The Daily DuBrule
I remember quite a few years ago I hosted my family for Easter dinner. It was probably around the middle of April. It was one of those magnificent, warm, sunny days in the spring (kind of like every day we've experienced this March for the past two weeks) and all of us kept wandering outside to breath in the spring air and observe what was going on. My nephew was especially interested in the snakes that I discovered living in the rocks that formed the waterfall of my pond. My brother-in-law was fascinated by the tiny tips of asparagus poking through the soil in my raised beds. We proceeded to have a wonderful feast and after dinner, we went back outside to enjoy more of the day. That was when we all stopped dead in our tracks. The asparagus had grown a full 3" in just a few hours! No one could believe it!
Thursday of this week, that being March 22nd, I saw the first spears of asparagus in that very same raised bed.

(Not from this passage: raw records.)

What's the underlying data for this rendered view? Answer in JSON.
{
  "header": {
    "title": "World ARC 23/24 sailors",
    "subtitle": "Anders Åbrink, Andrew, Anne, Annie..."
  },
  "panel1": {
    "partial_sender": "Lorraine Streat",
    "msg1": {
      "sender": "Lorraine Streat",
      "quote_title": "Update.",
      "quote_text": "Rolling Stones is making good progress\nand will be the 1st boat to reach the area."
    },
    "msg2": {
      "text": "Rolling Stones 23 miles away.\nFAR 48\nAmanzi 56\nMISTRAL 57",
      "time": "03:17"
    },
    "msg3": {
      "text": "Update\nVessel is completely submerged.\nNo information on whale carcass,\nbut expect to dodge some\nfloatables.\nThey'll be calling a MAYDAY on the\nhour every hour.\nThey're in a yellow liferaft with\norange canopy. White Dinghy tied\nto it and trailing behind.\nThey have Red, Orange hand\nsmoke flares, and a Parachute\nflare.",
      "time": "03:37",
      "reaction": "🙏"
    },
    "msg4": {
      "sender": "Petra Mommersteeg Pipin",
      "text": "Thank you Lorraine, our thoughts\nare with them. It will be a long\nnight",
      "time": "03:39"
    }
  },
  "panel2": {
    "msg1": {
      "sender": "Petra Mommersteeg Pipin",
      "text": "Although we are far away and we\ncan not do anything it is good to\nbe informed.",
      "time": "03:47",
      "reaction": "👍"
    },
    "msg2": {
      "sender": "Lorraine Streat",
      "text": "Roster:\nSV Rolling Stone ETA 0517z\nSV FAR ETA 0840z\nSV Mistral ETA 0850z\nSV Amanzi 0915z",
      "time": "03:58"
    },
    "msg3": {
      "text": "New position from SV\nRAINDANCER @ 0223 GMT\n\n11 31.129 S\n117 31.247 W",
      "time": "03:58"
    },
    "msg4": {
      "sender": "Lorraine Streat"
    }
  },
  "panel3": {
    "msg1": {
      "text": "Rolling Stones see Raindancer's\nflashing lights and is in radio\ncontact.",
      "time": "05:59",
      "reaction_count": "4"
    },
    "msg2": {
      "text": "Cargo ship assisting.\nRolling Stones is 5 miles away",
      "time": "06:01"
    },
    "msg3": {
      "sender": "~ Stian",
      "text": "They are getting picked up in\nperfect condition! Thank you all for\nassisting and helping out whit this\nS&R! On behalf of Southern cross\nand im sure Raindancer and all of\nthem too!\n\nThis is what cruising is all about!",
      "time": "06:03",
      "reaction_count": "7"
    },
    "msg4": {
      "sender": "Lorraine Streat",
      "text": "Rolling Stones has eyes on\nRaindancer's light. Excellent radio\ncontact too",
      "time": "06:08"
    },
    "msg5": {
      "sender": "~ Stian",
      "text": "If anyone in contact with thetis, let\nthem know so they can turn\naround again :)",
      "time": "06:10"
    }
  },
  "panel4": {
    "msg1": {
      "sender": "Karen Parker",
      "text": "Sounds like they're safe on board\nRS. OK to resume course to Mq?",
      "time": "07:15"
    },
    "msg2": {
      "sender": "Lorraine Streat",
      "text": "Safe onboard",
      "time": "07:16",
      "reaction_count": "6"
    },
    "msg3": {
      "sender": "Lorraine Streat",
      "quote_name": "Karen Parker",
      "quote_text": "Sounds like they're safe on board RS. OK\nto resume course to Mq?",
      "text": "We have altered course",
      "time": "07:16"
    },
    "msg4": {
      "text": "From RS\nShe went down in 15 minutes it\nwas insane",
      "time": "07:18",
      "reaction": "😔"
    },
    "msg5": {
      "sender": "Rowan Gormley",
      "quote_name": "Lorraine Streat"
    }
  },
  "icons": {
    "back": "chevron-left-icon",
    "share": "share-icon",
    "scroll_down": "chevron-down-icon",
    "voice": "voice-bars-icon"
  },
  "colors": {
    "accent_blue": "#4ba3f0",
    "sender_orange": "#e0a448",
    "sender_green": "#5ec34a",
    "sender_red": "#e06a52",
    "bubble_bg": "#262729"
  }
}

I had been checking for days, but all of the sudden, there they were, 4" tall! Those little devil dogs, they did it again! Man do they grow fast once they decide to appear above the soil line. I was tempted to pick them and eat them raw, but my new plan is to cook them on Monday for my husband as it is my night to cook and I haven't breathed a word of it yet.
My asparagus patch has been in the ground for 7 years. You have to wait three years to begin harvesting the spears (which is the new growth) and then, you can only cut them for 3 weeks as it will weaken the plant. After year 4, you can harvest for 6 weeks. We harvest asparagus just about every single day during that precious period of the spring and eat it in every way, shape, and form with most meals. My favorite way to prepare it is to cook it in a little olive oil with a pat of butter and a generous squeeze of lemon juice.
My asparagus ferns are such a pretty sight! |
I used to hate asparagus. My mother would buy it in the can for Easter and boil it until it was mushy. Yuck. Sorry Mom, but that did not do justice this delicious, nutritious perennial vegetable that not only feeds us in the spring but also provides me with a lovely hedge of asparagus fern foliage all summer and fall.
Yum. I need to put some in. I love it roasted with garlic. (salt, pepper, couple cloves of garlic minced, and some olive oil, about 25 minutes at 400 degrees. Lovely.)